Berdasarkan asumsi di atas, model ini lebih menekankan bagaimana

mendorong guru untuk tumbuh dan berkembang dalam kerjanya. Model ini

berhubungan langsung dengan teori aktualisasi diri (self actualizing man) oleh

Maslow dan teori dua faktor yang dikemukakan Herzberg. Menurut teori

aktualisasi diri, faktor-faktor psikologis lebih penting daripada faktor-faktor

fisiologis. Sambutan sosial dari teman sejawat memiliki pengaruh lebih besar

daripada insentif terhadap produktivitas kerja. Dengan demikian memotivasi kerja

guru seharusnya dilakukan dengan berupaya memenuhi faktor-faktor yang dapat

menimbulkan kepuasan psikologis guru, misalnya melalui pengakuan, membina

pertumbuhan guru, promosi guru, pemberian tanggung jawab, prestasi.

5. Upaya yang dilakukan Kepala Madrasah MAN Model Palangka Raya

Untuk Mengatasi Kesulitan Dalam Mengelola Supervisi Akademik.

Ada lima langkah pembinaan kemampuan guru melalui supervisi akademik,

yaitu: (1) menciptakan hubungan-hubungan yang harmonis, (2) analisis

kebutuhan, (3) mengembangkan strategi dan media, (4) menilai, dan (5) revisi

a. Menciptakan Hubungan yang Harmonis.

Langkah pertama dalam pembinaan keterampilan pembelajaran guru

adalah menciptakan hubungan yang harmonis antara kepala sekolah dan guru,

serta semua pihak yang terkait dengan program pembinaan keterampilan

pembelajaran guru. Dalam upaya melaksanakan supervisi akademik memang

130

diperlukan kejelasan informasi antar personil yang terkait. Tanpa kejelasan

informasi, guru akan kebingungan, tidak tahu yang diharapkan kepala sekolah,

dan meyakini bahwa tujuan pokok dalam pengukuran kemampuan guru, sebagai

langkah awal setiap pembinaan keterampilan pembelajaran melalui supervisi

akademik, adalah hanya untuk mengidentifikasi guru yang baik dan yang kurang

terampil dalam mengajar. Padahal seandainya ada kejelasan informasi, tentu tidak

akan terjadi guru yang demikian.

Komunikasi antara kepala sekolah dan guru dikatakan efektif apabila guru

benar-benar menerima supervisi akademik sebagai upaya pembinaan

kemampuannya. Dalam upaya ini, diperlukan kejelasan informasi mengenai

hakikat dan tujuan supervisi akademik. Dalam upaya memperjelas program

supervisi akademik, tentu diperlukan suatu cara dan prinsip-prinsip tertentu dalam

berkomunikasi. Bagaimanakah berkomunikasi secara efektif. Ada sejumlah

prinsip komunikasi yang harus diterapkan oleh kepala sekolah, sebagaimana

dikemukakan oleh Marks, Stoops dan Stoops, sebagai berikut.

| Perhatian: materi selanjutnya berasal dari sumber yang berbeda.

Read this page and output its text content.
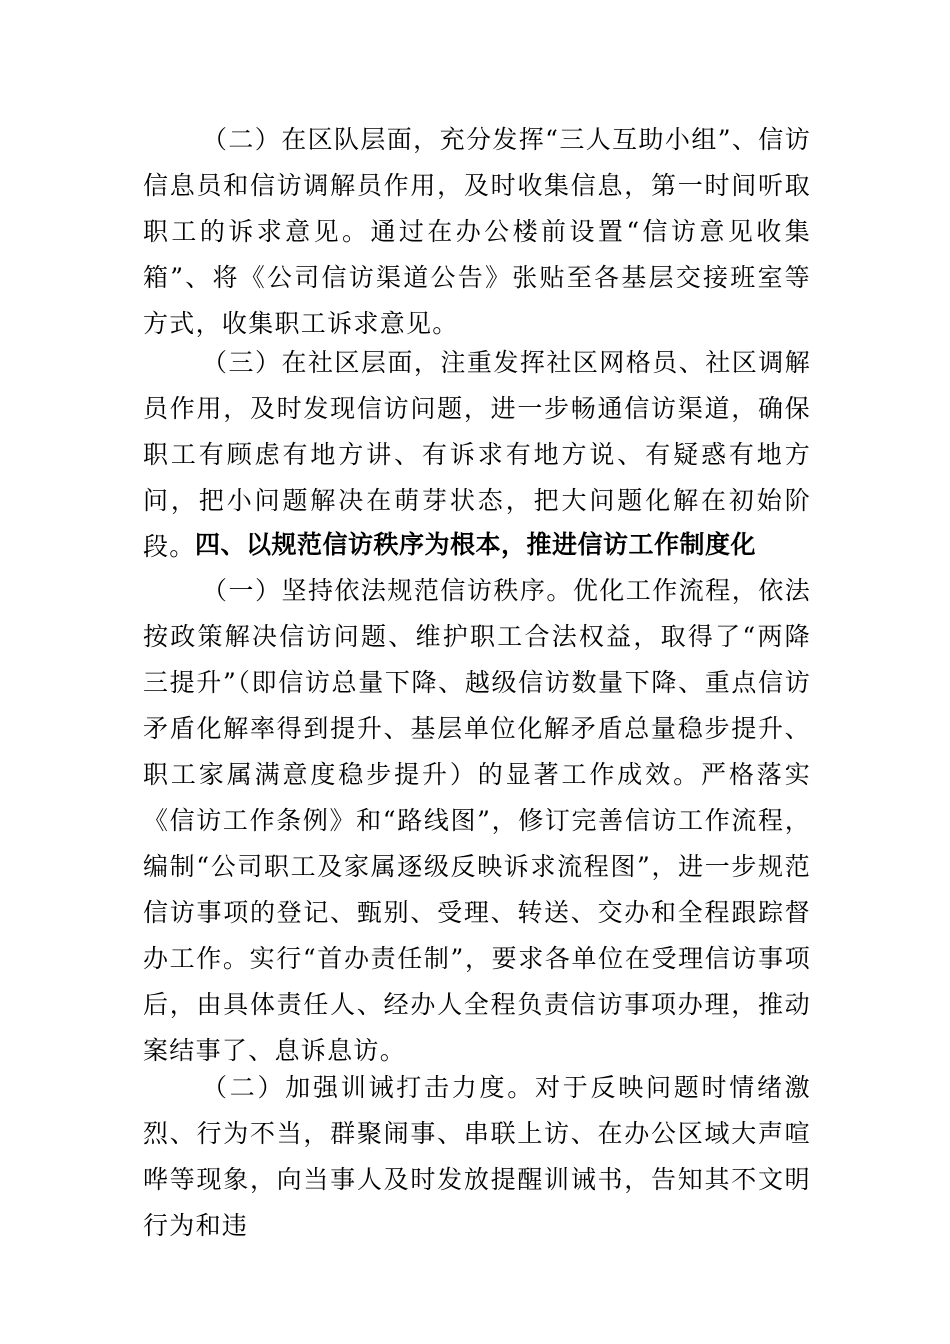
（二）在区队层面，充分发挥“三人互助小组”、信访信息员和信访调解员作用，及时收集信息，第一时间听取职工的诉求意见。通过在办公楼前设置“信访意见收集箱”、将《公司信访渠道公告》张贴至各基层交接班室等方式，收集职工诉求意见。

（三）在社区层面，注重发挥社区网格员、社区调解员作用，及时发现信访问题，进一步畅通信访渠道，确保职工有顾虑有地方讲、有诉求有地方说、有疑惑有地方问，把小问题解决在萌芽状态，把大问题化解在初始阶段。 四、以规范信访秩序为根本，推进信访工作制度化

（一）坚持依法规范信访秩序。优化工作流程，依法按政策解决信访问题、维护职工合法权益，取得了“两降三提升”（即信访总量下降、越级信访数量下降、重点信访矛盾化解率得到提升、基层单位化解矛盾总量稳步提升、职工家属满意度稳步提升）的显著工作成效。严格落实《信访工作条例》和“路线图”，修订完善信访工作流程，编制“公司职工及家属逐级反映诉求流程图”，进一步规范信访事项的登记、甄别、受理、转送、交办和全程跟踪督办工作。实行“首办责任制”，要求各单位在受理信访事项后，由具体责任人、经办人全程负责信访事项办理，推动案结事了、息诉息访。

（二）加强训诫打击力度。对于反映问题时情绪激烈、行为不当，群聚闹事、串联上访、在办公区域大声喧哗等现象，向当事人及时发放提醒训诫书，告知其不文明行为和违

1) Berbicaralah sebijaksana dan sebaik mungkin

2) Ikutilah pembicaraan orang lain secara saksama

3) Ciptakan hubungan interpersonal antar personil

4) Berpikirlah sebelum berbicara

5) Ikutilah norma-norma yang berlaku pada latar sekolah

6) Usahakanlah untuk memahami pendapat orang lain

7) Konsentrasikan pada pesanmu, bukan pada dirimu sendiri

8) Kumpulkan materi untuk mengadakan diskusi bila perlu

131

9) Persingkat pembicaraan

10) Ciptakan ketidaksanggupan

11) Bersemangatlah

12) Raihlah sikap orang lain untuk membantu program

13) Berkomunikasilah dengan “eye communication”

14) Selalu mencoba

15) Jadilah pendengar yang baik

16) Ketahuilah kapan sebaiknya berhenti berkomunikasi

b. Analisis Kebutuhan

Sebagai langkah kedua dalam pembinaan keterampilan pengajaran guru

adalah analisis kebutuhan (needs assessment). Secara hakiki, analisis kebutuhan

merupakan upaya menentukan perbedaan antara pengetahuan, keterampilan, dan

sikap yang dipersyaratkan dan yang secara nyata dimiliki. Prinsip supervisi

pengajaran yang ketujuh, sebagaimana telah dikemukakan di muka, adalah

obyektif, artinya dalam penyusunan program supervisi pengajaran harus

didasarkan pada kebutuhan nyata pengembangan profesional guru. Dalam upaya

memenuhi prinsip ini diperlukan analisis kebutuhan tentang keterampilan

pengajaran guru yang harus dikembangkan melalui supervisi pengajaran. Adapun

langkah-langkah menganalisis kebutuhan sebagai berikut.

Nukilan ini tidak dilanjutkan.